# DRO's for a G0602



## purpleknif (Mar 31, 2016)

I'd like to fit a DRO to the cross slide on my G0602 . I'm not really happy with any of the mounting methods I have come up with , Has anyone here installed them on this lathe ?   Thanks.


----------



## Blogwitch (Apr 1, 2016)

It all depends on what type of system you want to install.

If it is the cheaper Igaging one, then there are a few hits if you do a search 'fitting dro to G0602 lathe'.
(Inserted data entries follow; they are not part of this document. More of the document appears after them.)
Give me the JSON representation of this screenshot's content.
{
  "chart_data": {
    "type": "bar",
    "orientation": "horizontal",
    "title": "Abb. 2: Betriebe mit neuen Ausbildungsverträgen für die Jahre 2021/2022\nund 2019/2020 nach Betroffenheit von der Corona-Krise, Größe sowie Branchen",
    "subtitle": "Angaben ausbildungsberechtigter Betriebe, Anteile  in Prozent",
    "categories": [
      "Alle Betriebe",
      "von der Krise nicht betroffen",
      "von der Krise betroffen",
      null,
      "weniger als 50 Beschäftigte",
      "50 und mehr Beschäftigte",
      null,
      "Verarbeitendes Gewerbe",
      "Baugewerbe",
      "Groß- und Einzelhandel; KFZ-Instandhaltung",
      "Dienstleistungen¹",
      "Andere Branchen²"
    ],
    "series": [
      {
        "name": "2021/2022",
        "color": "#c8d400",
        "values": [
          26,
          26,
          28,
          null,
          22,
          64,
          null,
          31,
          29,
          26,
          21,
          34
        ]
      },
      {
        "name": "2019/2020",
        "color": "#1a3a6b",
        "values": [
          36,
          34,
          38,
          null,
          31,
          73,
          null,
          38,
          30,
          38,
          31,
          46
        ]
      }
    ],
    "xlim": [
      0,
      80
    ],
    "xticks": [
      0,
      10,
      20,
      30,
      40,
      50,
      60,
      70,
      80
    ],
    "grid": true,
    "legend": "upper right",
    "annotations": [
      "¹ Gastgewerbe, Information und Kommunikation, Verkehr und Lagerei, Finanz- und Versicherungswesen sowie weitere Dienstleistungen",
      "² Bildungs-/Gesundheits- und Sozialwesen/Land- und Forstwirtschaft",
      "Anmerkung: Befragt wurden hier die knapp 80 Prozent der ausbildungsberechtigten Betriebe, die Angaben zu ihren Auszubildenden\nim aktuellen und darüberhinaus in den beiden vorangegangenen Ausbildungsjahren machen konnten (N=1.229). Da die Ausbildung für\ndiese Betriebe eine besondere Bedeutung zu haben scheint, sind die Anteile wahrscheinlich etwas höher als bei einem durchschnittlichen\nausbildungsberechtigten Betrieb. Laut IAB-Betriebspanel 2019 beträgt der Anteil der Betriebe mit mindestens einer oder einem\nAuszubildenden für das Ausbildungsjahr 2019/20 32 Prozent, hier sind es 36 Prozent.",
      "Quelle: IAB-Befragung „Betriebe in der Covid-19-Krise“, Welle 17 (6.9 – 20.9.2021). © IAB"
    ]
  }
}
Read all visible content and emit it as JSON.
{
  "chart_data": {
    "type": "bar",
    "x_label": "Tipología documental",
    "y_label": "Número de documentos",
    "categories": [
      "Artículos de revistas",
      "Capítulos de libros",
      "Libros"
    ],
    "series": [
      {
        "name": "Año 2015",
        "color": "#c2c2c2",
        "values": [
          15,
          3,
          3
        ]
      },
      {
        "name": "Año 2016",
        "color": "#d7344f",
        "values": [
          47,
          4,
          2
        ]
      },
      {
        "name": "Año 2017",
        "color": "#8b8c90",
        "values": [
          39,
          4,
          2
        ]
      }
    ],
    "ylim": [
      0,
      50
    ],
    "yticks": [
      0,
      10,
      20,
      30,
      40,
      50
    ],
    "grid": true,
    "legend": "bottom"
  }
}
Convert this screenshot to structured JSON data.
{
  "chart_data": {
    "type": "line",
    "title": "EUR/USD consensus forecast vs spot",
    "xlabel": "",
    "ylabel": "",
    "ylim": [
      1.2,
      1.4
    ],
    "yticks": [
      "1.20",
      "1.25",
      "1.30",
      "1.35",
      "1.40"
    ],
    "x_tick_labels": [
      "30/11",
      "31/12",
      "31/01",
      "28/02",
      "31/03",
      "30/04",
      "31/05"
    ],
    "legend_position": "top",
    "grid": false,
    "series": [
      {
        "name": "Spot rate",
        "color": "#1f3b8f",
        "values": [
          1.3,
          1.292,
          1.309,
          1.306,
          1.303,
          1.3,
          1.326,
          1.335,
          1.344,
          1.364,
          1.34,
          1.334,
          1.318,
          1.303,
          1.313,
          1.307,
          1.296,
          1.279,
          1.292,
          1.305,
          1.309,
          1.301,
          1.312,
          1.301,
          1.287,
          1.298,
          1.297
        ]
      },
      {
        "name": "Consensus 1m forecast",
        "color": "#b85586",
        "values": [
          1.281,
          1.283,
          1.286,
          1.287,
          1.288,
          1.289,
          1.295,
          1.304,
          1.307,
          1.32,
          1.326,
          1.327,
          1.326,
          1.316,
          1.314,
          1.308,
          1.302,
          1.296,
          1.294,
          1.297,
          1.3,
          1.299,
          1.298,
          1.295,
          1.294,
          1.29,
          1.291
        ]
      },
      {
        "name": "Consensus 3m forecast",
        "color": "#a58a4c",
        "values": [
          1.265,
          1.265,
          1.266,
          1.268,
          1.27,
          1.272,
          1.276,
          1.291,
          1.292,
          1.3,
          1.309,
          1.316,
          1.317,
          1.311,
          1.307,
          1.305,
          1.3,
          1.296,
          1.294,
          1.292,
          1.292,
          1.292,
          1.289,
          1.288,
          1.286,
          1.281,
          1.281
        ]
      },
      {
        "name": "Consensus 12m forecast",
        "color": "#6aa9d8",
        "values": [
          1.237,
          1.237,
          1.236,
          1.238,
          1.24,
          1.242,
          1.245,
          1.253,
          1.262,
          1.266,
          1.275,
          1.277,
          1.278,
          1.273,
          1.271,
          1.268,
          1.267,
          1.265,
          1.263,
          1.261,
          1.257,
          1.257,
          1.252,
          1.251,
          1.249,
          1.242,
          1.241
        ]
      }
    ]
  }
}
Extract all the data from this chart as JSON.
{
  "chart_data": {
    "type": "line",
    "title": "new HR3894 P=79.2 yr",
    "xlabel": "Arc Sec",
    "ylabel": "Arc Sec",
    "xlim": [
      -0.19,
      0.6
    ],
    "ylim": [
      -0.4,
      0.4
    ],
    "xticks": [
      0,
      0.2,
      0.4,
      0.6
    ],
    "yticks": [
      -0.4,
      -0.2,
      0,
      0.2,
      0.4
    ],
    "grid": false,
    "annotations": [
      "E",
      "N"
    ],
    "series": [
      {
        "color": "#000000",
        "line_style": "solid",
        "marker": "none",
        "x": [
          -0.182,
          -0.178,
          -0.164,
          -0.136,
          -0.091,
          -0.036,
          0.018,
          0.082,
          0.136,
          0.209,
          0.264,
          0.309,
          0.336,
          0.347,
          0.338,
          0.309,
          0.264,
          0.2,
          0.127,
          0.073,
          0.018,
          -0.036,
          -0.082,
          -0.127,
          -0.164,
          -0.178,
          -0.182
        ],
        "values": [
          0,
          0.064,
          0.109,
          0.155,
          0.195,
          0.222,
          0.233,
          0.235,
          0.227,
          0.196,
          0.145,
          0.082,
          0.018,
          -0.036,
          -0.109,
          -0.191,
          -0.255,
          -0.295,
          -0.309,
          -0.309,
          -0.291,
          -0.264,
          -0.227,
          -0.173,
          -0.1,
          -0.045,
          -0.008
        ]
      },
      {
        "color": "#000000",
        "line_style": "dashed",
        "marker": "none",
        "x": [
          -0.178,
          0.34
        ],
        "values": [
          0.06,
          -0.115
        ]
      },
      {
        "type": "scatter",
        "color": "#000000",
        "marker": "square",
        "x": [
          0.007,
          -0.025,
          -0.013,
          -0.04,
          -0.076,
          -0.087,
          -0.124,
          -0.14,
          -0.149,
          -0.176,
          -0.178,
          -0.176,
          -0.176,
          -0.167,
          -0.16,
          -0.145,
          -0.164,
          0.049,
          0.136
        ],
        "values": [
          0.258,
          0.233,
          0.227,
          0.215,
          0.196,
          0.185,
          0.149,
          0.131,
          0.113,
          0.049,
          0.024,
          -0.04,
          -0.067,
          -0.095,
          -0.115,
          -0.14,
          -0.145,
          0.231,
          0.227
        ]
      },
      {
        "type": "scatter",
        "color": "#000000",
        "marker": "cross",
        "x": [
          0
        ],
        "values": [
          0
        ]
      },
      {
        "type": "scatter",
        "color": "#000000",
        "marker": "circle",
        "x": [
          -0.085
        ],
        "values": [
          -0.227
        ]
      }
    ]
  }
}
If fitting a glass or magnetic scale, then there are ways and means to solve a few of the problems.

John


----------



## purpleknif (Apr 1, 2016)

Probably gonna go with the Igaging. Got them on my mill and they work very well . Price is a consideration also .  Thanks for the tip.


----------



## Nick Hulme (Apr 7, 2016)

This is how I fitted glass scales to my Myford Super 7

http://www.magic9designltd.com/fitting-a-myford-super-7-dro

My SINO DRO systems have been running continuous for 10 years on the mill and 8 years continuous on the lathe, I had to fit a £1 capacitor in the PSU on the mill display unit a couple of months ago. 

 - Nick


----------



## purpleknif (Apr 7, 2016)

Thanks Nick,  Haven't decided what route to take yet. Got a couple of other projects to do before I shut the lathe down. Once I get them om I'll post some pics.


----------